SUMMARY: Swap space changing size

From: John Clinton (jclinton@ccci.com)
Date: Thu Jan 28 1999 - 13:16:36 CST


Hi Sun Managers,

Thanks to all who responded.

My machine was basically sharing /tmp and swap.

Suzanne Taylor <staylor@convergys.com> replied with:

Excerpt from Sunsolve:
Document ID: 1282
SYNOPSIS: Swap space and tmp

DETAIL DESCRIPTION:
Adding more swap space using "swap -a" doesn't always solve problem.
Solaris as shipped allows tmp and swap to share space. The relationship
of disk space utilization is not often clear. The use of tmp "robs"
swap space and the use of swap robs tmp space. In many situations a
system will run out of tmp space first and manafest a shortage of swap
space. Other strange system behavior i.e. core dumps in addition to
swap and tmp errors.

From: j.e.keeton@larc.nasa.gov (John Keeton)
To tell who is hogging memory, cd /proc ; ls */as ; as is the core memory
size, and will let you know how much memory an app is using.

Grant Schoep <grant@storm.com> described the the process well:
/tmp is memory. /tmp mounts on /tmpfs, which is real memory, RAM. If there
is a process taking up lots of your real memory, /tmp will be reduced. Same
thing goes for if you do a mkfile in /tmp, watch your real ram decrease.
Make a real large file in there, and watch your real ram decrease, lots of
swapping occur, then it go up. Its how swapping works.

"David Evans" <DJEVANS@au.oracle.com> mentioned:
A good description of this can be found in Adrian Crockcrofts columns
in SunWorld On Line (http://www.sunworld.com/) or in his book on the
same subject.

I will probably use: Peter Polasek <pete@cobra.brass.com> suggestion and
mount /tmp as a true file system:

Since you don't have an abundance of memory on your
system, your best bet is to disable tmpfs and mount it as a true disk
partition by commenting out the following line in /etc/vfstab:

#swap - /tmp tmpfs - yes -

Thanks to all others who responded. Too many to post all the responses
here.

My original post follows:

An interesting problem has just cropped up on our Ultra 2. The box is
configured as follows:

Solaris 2.6
1 GB RAM
Two 9 GB hard disk (mirrored)
Two 4 GB hard disk (mirrored)
vxva version 2.4
vxvm version =?? I don't know how to verify this
All hard disks are configured in a single disk group called: rootdg

The primary application on this server is HP OpenView 5.x

PROBLEM
An inspection of swap space (/tmp) showed that it was completely full. This
was of course a surprise to us. However, the df command showed the total
space for /tmp as 8 MB (yes 8 MB, not a typo). A quick clean up under /tmp
provided about 4 MB free space.

ANALYSIS
By re-running the df command a few minutes later, /tmp was now about 6 MB
total space. By re-running the df command every few seconds, /tmp was
changing size + or - of about 100K or more.
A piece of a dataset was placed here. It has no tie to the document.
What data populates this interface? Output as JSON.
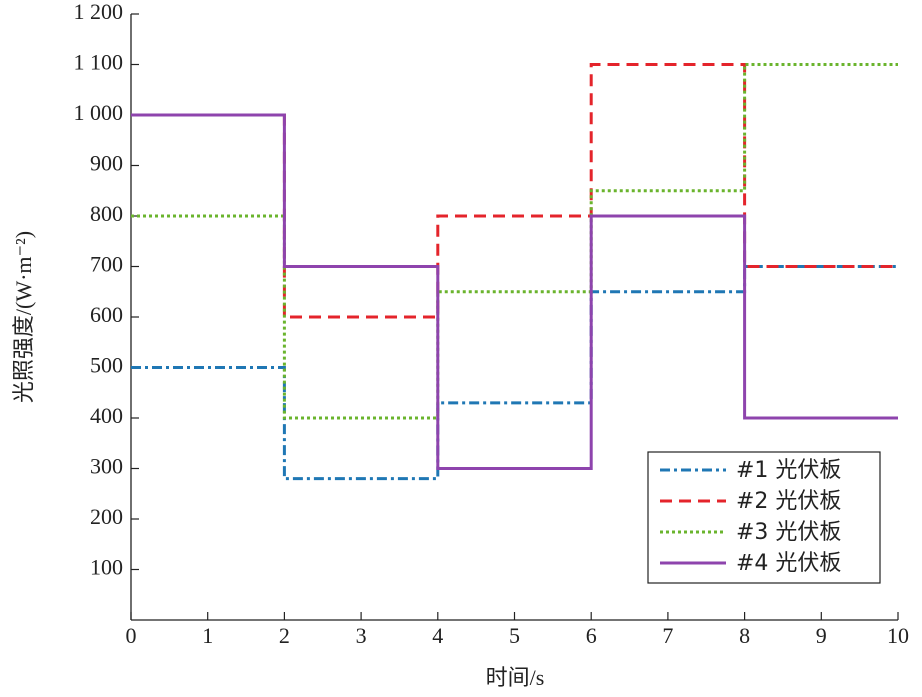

/tmp should be about 512 MB. This was verified by Volume Manager and using
the swap command.

This server has been up for 87 days. I recall inspecting /tmp about a month
ago and the size was correctly stated at 512 MB.

Assuming /tmp did not mount correctly, I attempted to mount /tmp via the
volume manager and the volume manager indicated /tmp was already mounted.
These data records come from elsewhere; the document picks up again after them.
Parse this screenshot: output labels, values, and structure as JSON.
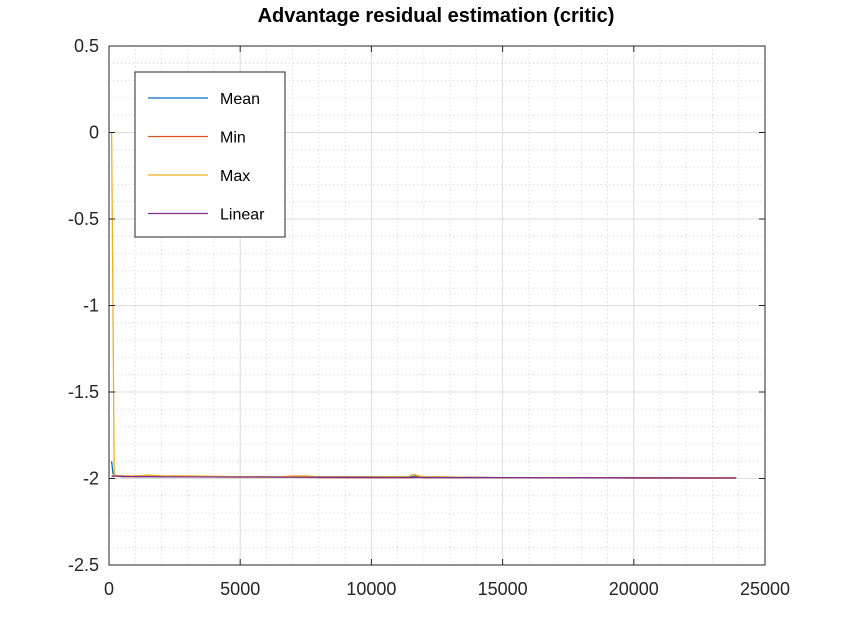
{
  "chart_data": {
    "type": "line",
    "title": "Advantage residual estimation (critic)",
    "xlabel": "",
    "ylabel": "",
    "xlim": [
      0,
      25000
    ],
    "ylim": [
      -2.5,
      0.5
    ],
    "xticks": [
      0,
      5000,
      10000,
      15000,
      20000,
      25000
    ],
    "xtick_labels": [
      "0",
      "5000",
      "10000",
      "15000",
      "20000",
      "25000"
    ],
    "yticks": [
      0.5,
      0,
      -0.5,
      -1,
      -1.5,
      -2,
      -2.5
    ],
    "ytick_labels": [
      "0.5",
      "0",
      "-0.5",
      "-1",
      "-1.5",
      "-2",
      "-2.5"
    ],
    "grid": true,
    "minor_grid": true,
    "legend_position": "top-left",
    "series": [
      {
        "name": "Mean",
        "color": "#0072bd",
        "x": [
          100,
          150,
          200,
          300,
          500,
          1000,
          1500,
          2000,
          3000,
          5000,
          7000,
          8000,
          10000,
          11500,
          11700,
          12000,
          15000,
          20000,
          23900
        ],
        "y": [
          -1.9,
          -1.97,
          -1.98,
          -1.985,
          -1.985,
          -1.99,
          -1.99,
          -1.99,
          -1.99,
          -1.99,
          -1.99,
          -1.99,
          -1.99,
          -1.99,
          -1.985,
          -1.99,
          -1.995,
          -1.995,
          -1.995
        ]
      },
      {
        "name": "Min",
        "color": "#d95319",
        "x": [
          100,
          200,
          300,
          500,
          1000,
          1500,
          2000,
          2500,
          3000,
          4000,
          5000,
          6000,
          7000,
          7500,
          8000,
          9000,
          10000,
          11000,
          11500,
          11700,
          12000,
          13000,
          15000,
          18000,
          20000,
          23900
        ],
        "y": [
          -1.99,
          -1.985,
          -1.985,
          -1.99,
          -1.99,
          -1.985,
          -1.99,
          -1.985,
          -1.99,
          -1.99,
          -1.99,
          -1.99,
          -1.99,
          -1.99,
          -1.995,
          -1.995,
          -1.995,
          -1.995,
          -1.995,
          -1.99,
          -1.995,
          -1.995,
          -1.995,
          -1.995,
          -1.998,
          -1.998
        ]
      },
      {
        "name": "Max",
        "color": "#edb120",
        "x": [
          100,
          150,
          200,
          300,
          500,
          1000,
          1500,
          2000,
          3000,
          5000,
          6500,
          7000,
          7500,
          8000,
          10000,
          11400,
          11600,
          11800,
          12000,
          15000,
          20000,
          23900
        ],
        "y": [
          0.0,
          -1.0,
          -1.98,
          -1.985,
          -1.985,
          -1.985,
          -1.98,
          -1.985,
          -1.985,
          -1.99,
          -1.99,
          -1.985,
          -1.985,
          -1.99,
          -1.99,
          -1.99,
          -1.975,
          -1.985,
          -1.99,
          -1.995,
          -1.995,
          -1.995
        ]
      },
      {
        "name": "Linear",
        "color": "#7e2f8e",
        "x": [
          100,
          500,
          2000,
          5000,
          10000,
          15000,
          20000,
          23900
        ],
        "y": [
          -1.985,
          -1.988,
          -1.99,
          -1.992,
          -1.994,
          -1.995,
          -1.996,
          -1.997
        ]
      }
    ]
  }
}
We added temporary space to /tmp to keep things happy by executing:

#mkfile -v 500m /opt/file00.swap
#swap -a /opt/file00.swap

the output of the df -k command now shows:

Filesystem kbytes used avail capacity Mounted on
swap 640168 3648 636520 1% /tmp

By re-running df -k again:
Filesystem kbytes used avail capacity Mounted on
swap 640520 3648 636872 1% /tmp

As you can see, /tmp is dynamically changing.

The swap command shows:

#swap -l
swapfile dev swaplo blocks free
/dev/vx/dsk/swapvol 134,5 16 1047584 98000
/opt/file00.swap - 16 1023984 929136

As you can see /tmp should have been around 512 MB. Block size is 512
bytes.
/opt/file00.swap is the temporary space we just added.

Any ideas of why /tmp decided to reduce its size to 8 MB? Also, any clue as
to why it is dynamically changing its size?